Coltrane, who is a Scotland native, appeared in all eight Harry Potter films from 2001-2011. He was also featured in the reunion show Harry Potter 20th Anniversary: Return to Hogwarts which aired earlier this year on HBO Max. Coltrane also starred as Valentin Zukovsky in the James Bond films GoldenEye and The World Is Not Enough

For his work as Hagrid, Coltrane was nominated for multiple awards. During his appearance on Harry Potter 20th Anniversary: Return to Hogwarts, Coltrane got emotional when talking about what Hagrid meant to him. "It's the end of an era. Ten years of my life. My children have grown up during it," he said per Daily Record. "The legacy of the movies is that my children's generation will show them to their children ... So you could be watching it in 50 years' time, easily ... I'll not be here, sadly ... but Hagrid will, yes."

Before appearing in the Harry Potter movies, Coltrane gained success while appearing on the British TV series Cracker in the 1990s. As mentioned by Deadline, Harry Potter author J.K. Rowling had Coltrane at the top of her list to play Hagrid.
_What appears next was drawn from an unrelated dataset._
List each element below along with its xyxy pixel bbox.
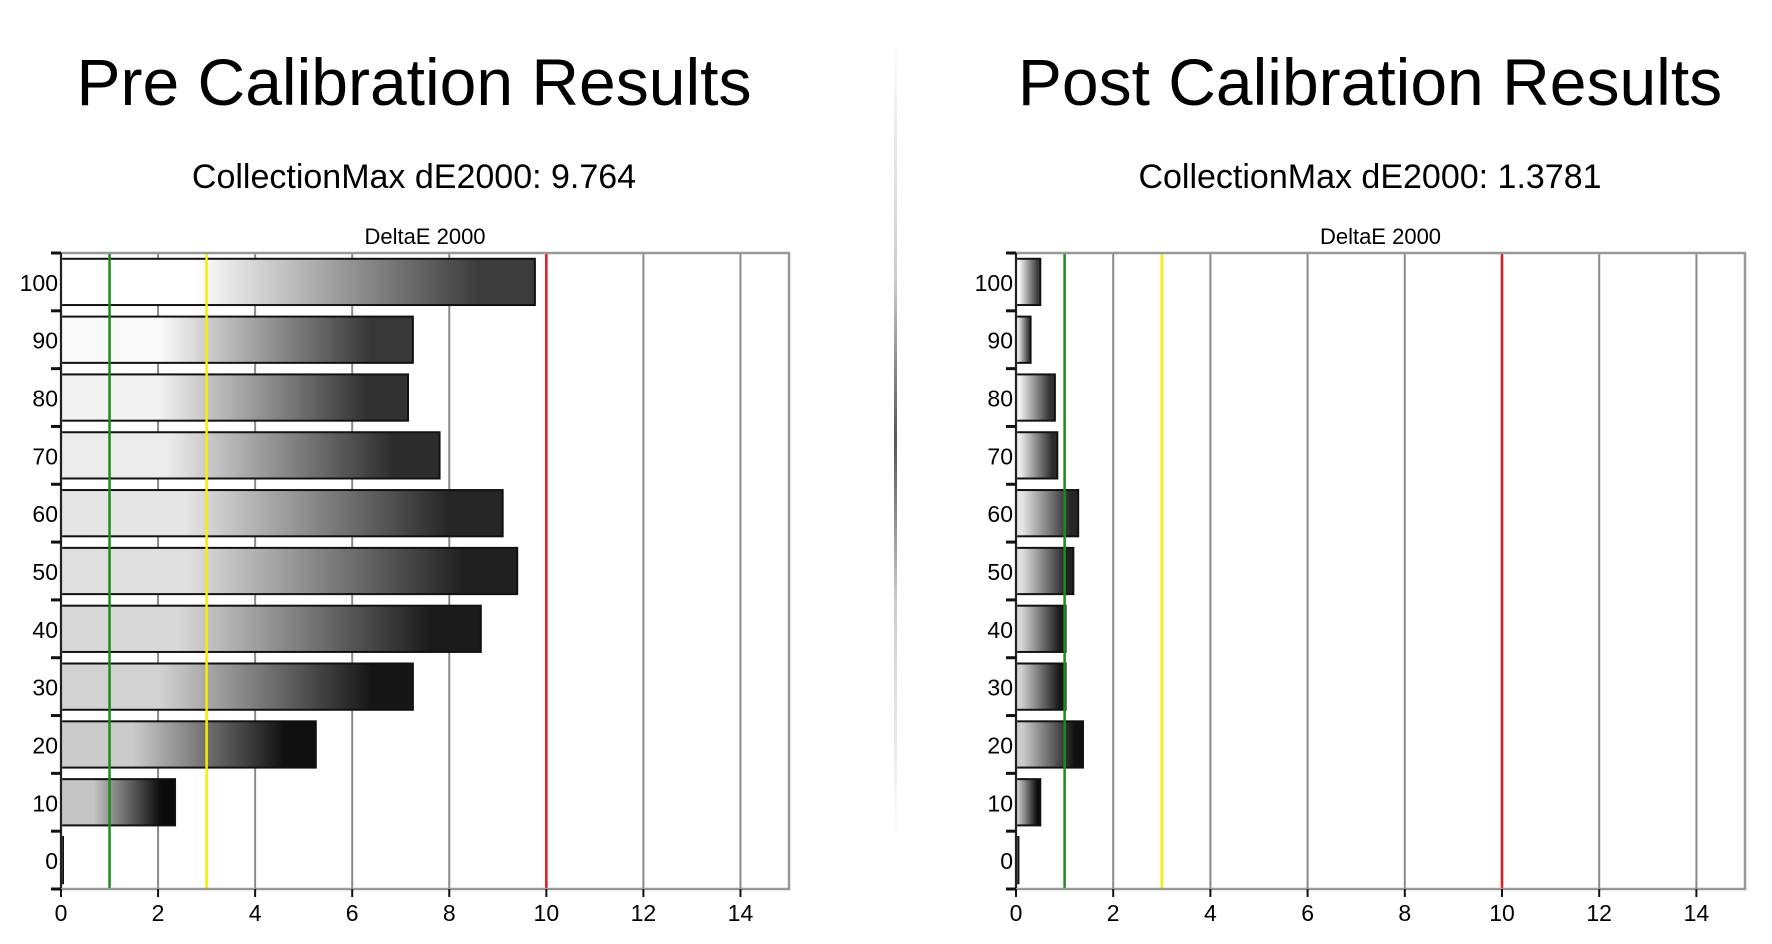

Once Coltrane was finished with the Harry Potter franchise, he appeared in the films Brave, Great Expectations and Effie Gray, which starred Dakota Fanning and Emma Thompson. 

When speaking to The Guardian in 2012, Coltrane was asked if he ever thought he would be an idol for children. "It is a little strange, to go from something like Cracker, where children are sent to bed before it comes on, to suddenly being confronted by doe-eyed children in a supermarket, telling you their mummy says you're Hagrid," he said. "You just have to adapt. I have children of my own, and I recall sitting with my wife watching Chitty Chitty Bang Bang – when your children are about nine, you must watch Chitty Chitty Bang Bang every day for a month – and thinking it would be wonderful to be in something like that and leave a legacy. And then Harry Potter happened."